De Guindos, pendiente de la sentencia

Una condena a la cúpula del Popular por estafa pondría en la picota a De Guindos por su pasivo papel entre 2012 y 2017, periodo en el que la contabilidad de la entidad de crédito, según señalan fuentes judiciales a Elcierredigital.com, están plagadas de "irregularidades contables"

Es cierto que este asunto comprometería al Banco de España pero la conocida gravedad de la situación del Santander y la pasividad del entonces ministro de Economía, no dejan en buen lugar a este, que asegura que también tanteó al BBVA o CaixaBank para que se quedasen con el Popular, finalmente digerido por el Santander, en el que trabajó Saracho codo con codo con su amiga Ana Patricia Botín

El agónico final del Popular, tumbado mientras sus clientes sacaban más de 20.000 millones en abril de 2017, pone en un brete a De Guindos que, en 2012, defendía al banco: "El Gobierno y el Ministerio de Economía no tienen inspectores, los tiene el supervisor y es el que analiza la situación de la entidad.

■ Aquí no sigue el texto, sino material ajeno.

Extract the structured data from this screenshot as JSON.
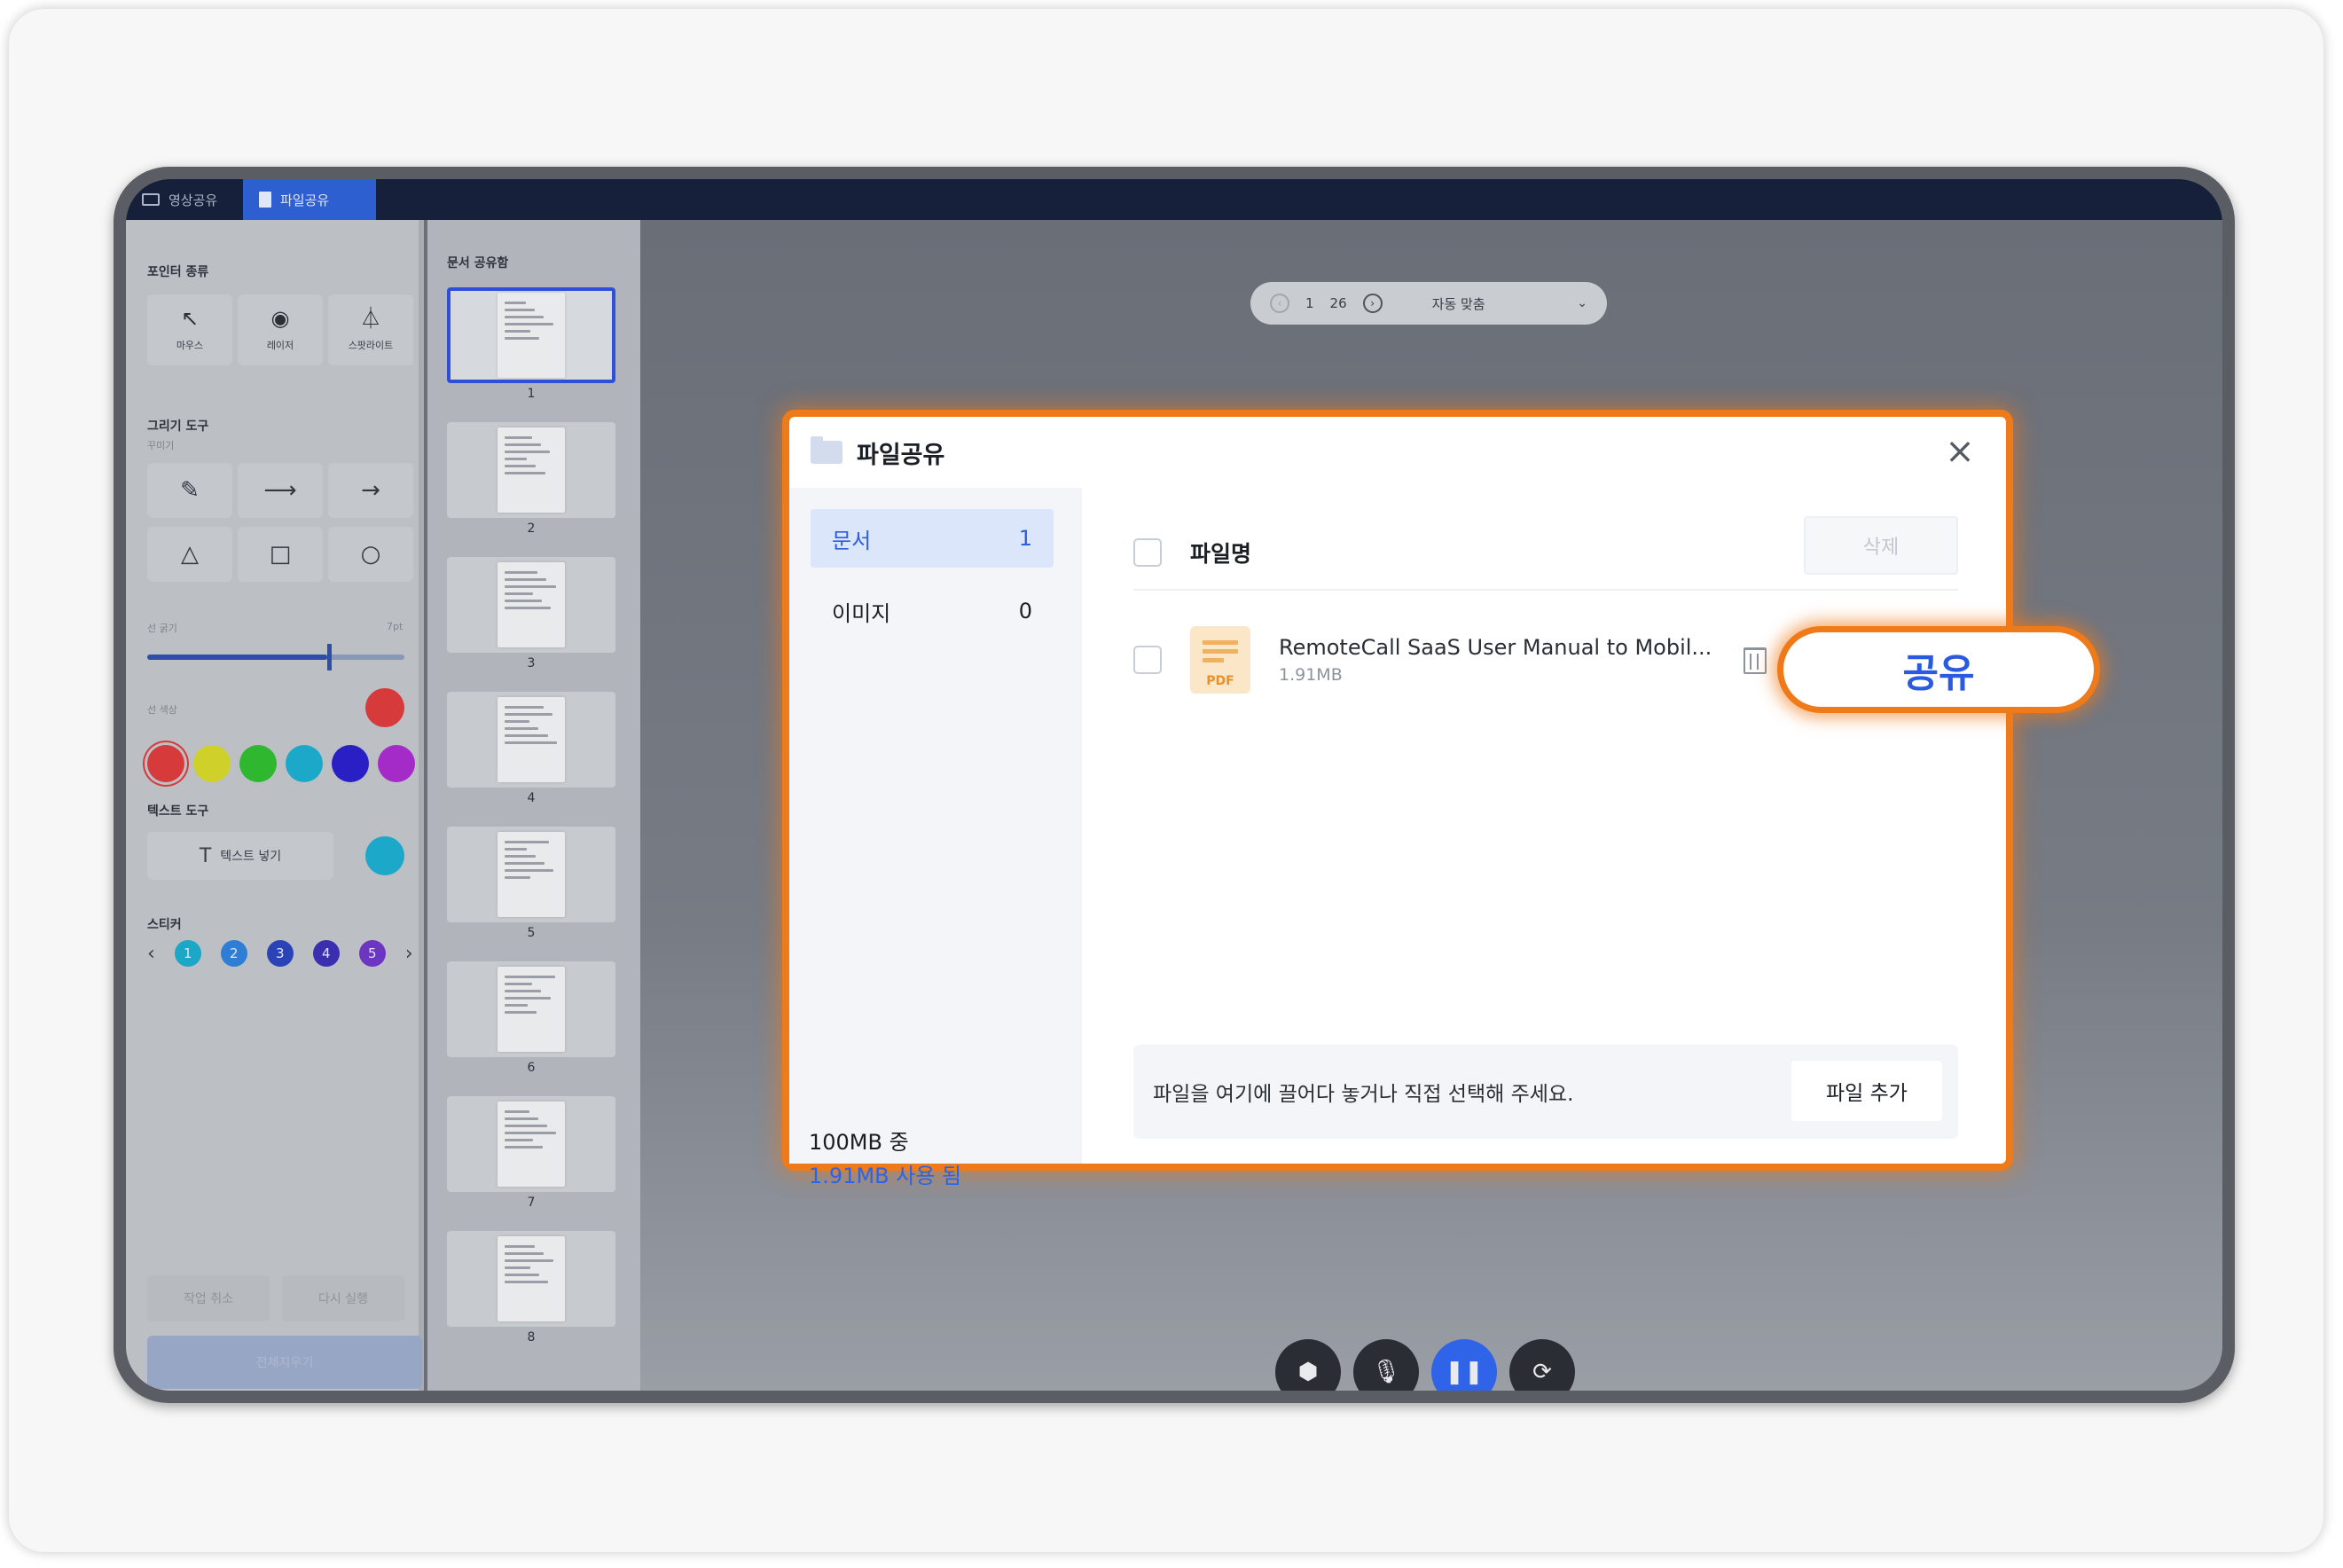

Eso es lo que me dicen: ni problemas de solvencia ni de liquidez". 

"El Banco Popular será lo que sus accionistas quieran que sea. El Gobierno aplicará la normativa de competencia. Se hará lo que decidan sus gestores, siempre que esté dentro de la normativa y de la Ley, el Gobierno no tiene nada que decir", añadió cinco años antes de que los accionistas estuvieran atados de pies y manos tras la lógica intervención pública.